10. I am in Fight Club and we don't talk about fight club. Oh crap.
9. My body really wants a massage from Emily, thus it is taking serious action to ensure it will happen. After all, my wife is absolutely loving and compassionate, and would never want her wonderful husband to be in pain. Psst. . . I am the wonderful husband, seriously.
8. The weight of the world is on my shoulders. . . and I can't wait for Atlas to get off vacation.
7. My neck really liked how I ripped off Letterman last week, thus had to give me the inspiration to do it again.
6. My head is HUGE (you know it is big when it is typed in all caps) and my poor neck has been carrying around this mammoth since 1977. That is bound to wear the poor thing out eventually.
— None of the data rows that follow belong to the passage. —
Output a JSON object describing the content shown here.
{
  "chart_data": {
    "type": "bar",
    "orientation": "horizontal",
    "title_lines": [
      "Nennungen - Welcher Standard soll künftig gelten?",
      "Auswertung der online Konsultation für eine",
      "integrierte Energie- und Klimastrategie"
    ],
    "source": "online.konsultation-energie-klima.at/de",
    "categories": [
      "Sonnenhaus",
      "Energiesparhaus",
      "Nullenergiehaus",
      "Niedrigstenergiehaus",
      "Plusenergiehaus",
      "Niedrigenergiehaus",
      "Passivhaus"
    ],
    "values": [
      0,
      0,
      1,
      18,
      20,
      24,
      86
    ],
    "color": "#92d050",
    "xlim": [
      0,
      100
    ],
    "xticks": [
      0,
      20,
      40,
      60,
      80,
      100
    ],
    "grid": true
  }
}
5. My years of competitive break dancing have finally caught up to me. Too much of that head spinny thing -- that is the official name for it, by the way. Head spinny thing.
4. While I've been sleeping, Crosby has been secretly piledriving me onto the bedroom floor. That is what I get for not feeding him every single hour of the day. Though I have to be impressed by the power of a 9 pound cat.
3. Nazis, because honestly, you can never really stop blaming them for bad things.
2. The ghost of Bruce Lee has been practicing his new form of karate on my neck. I am really honoured that he chose me but well, it is time for other people to get the privilege too.
1. My neck is really tired of its current look and wants to start sporting one of those oh-so fashionable neck braces.